Robert A. Heinlein: The Man Who Loved Women
I was married and in the States by the first time I heard that Robert A. Heinlein was supposed to be misogynistic.
This surprised me more than a little because I’d read the man, and I thought he was, if anything, too idealistic and viewed women through rose-colored glasses.
Take his quote: Once a month, some women act like men act all the time.
By the time I read Heinlein, I had been exposed to that “once a month” thing, both by myself and by attending an all-girls school, and I thought his view was unwarrantedly rosy. If men were like women are once a month, there would be no civilization. At least, not any civilization that didn’t involve bursting into tears and punching holes in walls.
But in that quote is the reason that my female friends in the U.S. had become convinced he was “misogynistic”: he dared mention the ways in which women are different, the basic chains of our biology. By the eighties, the female “thought leaders” had decided that women were special because they were exactly like men but more oppressed.
I’m not now, and have never been, absolutely sure how this “we are exactly alike, and women have been held back for centuries and are therefore superior” is supposed to work.

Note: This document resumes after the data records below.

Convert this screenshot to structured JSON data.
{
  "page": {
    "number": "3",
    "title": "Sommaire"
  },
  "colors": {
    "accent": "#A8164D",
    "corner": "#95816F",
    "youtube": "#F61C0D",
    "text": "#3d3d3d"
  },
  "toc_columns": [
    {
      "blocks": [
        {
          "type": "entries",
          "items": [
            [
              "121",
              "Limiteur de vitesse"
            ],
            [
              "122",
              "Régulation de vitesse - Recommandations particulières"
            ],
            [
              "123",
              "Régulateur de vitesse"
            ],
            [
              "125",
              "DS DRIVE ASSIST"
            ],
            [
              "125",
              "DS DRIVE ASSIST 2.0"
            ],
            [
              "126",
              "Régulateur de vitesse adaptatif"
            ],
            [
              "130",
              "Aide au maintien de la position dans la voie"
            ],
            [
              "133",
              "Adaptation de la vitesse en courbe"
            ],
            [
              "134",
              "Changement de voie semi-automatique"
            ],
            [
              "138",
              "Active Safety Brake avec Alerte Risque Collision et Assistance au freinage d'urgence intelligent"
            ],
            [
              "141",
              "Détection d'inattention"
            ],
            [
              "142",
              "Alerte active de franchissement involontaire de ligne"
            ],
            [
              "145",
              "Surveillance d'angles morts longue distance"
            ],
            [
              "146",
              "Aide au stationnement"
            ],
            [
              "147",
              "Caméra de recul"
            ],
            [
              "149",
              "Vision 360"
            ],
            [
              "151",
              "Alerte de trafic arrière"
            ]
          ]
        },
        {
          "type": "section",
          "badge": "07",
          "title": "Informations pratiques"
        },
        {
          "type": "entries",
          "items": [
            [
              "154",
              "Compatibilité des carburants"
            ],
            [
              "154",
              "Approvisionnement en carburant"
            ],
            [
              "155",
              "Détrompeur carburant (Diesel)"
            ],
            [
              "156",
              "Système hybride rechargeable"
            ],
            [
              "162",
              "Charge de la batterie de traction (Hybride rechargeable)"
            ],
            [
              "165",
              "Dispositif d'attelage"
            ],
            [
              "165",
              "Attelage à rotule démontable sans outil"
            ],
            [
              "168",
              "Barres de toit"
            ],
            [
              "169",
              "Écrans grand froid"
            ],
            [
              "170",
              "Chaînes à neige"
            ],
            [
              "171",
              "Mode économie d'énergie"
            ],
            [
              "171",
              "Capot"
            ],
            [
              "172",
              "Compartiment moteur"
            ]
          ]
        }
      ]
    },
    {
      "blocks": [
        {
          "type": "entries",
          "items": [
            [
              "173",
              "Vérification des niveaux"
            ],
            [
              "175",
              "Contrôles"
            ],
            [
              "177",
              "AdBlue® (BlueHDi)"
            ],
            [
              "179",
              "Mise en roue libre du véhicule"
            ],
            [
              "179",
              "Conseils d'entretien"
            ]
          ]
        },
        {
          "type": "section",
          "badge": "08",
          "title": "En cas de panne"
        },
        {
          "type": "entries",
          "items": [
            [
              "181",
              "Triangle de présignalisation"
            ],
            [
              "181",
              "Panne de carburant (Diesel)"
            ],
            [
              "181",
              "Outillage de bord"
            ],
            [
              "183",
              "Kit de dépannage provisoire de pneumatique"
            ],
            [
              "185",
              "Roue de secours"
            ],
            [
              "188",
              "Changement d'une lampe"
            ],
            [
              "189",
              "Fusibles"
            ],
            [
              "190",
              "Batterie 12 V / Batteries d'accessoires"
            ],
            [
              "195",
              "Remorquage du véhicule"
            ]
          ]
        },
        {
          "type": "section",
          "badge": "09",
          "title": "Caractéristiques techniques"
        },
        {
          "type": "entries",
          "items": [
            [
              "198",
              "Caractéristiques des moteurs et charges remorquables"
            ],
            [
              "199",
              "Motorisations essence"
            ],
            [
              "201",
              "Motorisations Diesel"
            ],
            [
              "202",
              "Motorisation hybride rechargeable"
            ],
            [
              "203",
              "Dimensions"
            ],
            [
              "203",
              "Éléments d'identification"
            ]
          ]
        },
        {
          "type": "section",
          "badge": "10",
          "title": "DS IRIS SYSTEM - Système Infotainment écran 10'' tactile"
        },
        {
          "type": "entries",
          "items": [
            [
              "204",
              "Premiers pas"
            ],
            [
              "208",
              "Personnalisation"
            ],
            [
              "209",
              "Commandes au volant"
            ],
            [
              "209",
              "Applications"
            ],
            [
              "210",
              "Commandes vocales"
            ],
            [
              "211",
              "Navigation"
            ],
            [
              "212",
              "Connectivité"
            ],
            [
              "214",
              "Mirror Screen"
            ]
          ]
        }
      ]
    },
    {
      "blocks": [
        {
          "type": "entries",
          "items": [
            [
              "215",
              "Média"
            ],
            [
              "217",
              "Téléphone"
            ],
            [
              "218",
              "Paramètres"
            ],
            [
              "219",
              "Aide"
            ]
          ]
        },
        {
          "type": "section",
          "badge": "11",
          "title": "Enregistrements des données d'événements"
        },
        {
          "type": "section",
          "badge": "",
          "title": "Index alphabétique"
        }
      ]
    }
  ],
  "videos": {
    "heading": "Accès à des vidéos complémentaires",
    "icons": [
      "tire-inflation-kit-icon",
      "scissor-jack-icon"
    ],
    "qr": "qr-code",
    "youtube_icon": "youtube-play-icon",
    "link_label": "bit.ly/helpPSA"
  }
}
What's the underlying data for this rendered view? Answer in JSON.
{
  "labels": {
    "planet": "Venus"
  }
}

For me, the unarguable biological difference between men and women starts in the womb, with the hormones that shape brain and body differently. Which doesn’t mean we are superior or inferior. It just means we are different. Tools suited for different tasks if you wish. My friends in medicine assure me that testosterone allows you to think faster, in straight pathways, and progesterone makes your thinking patterns deeper, more connected.
I understand that this is all in a continuum and that women at one extreme might be more similar to the median in men and vice versa. However, women Olympians would have trouble winning over men high school athletes.
On the other hand, women can endure more pain and discomfort than men.
But for daring to claim men and women are different, Heinlein has been condemned as “misogynist.”
I’m gratified that Heinlein foresaw this a long time before:
Whenever women have insisted on absolute equality with men, they have invariably wound up with the dirty end of the stick. What they are and what they can do makes them superior to men, and their proper tactic is to demand special privileges, all the traffic will bear. They should never settle merely for equality. For women, "equality" is a disaster.
I have been on panels in science fiction conventions, where women complain that women in Heinlein’s books want to have children and families, or that women wear aprons.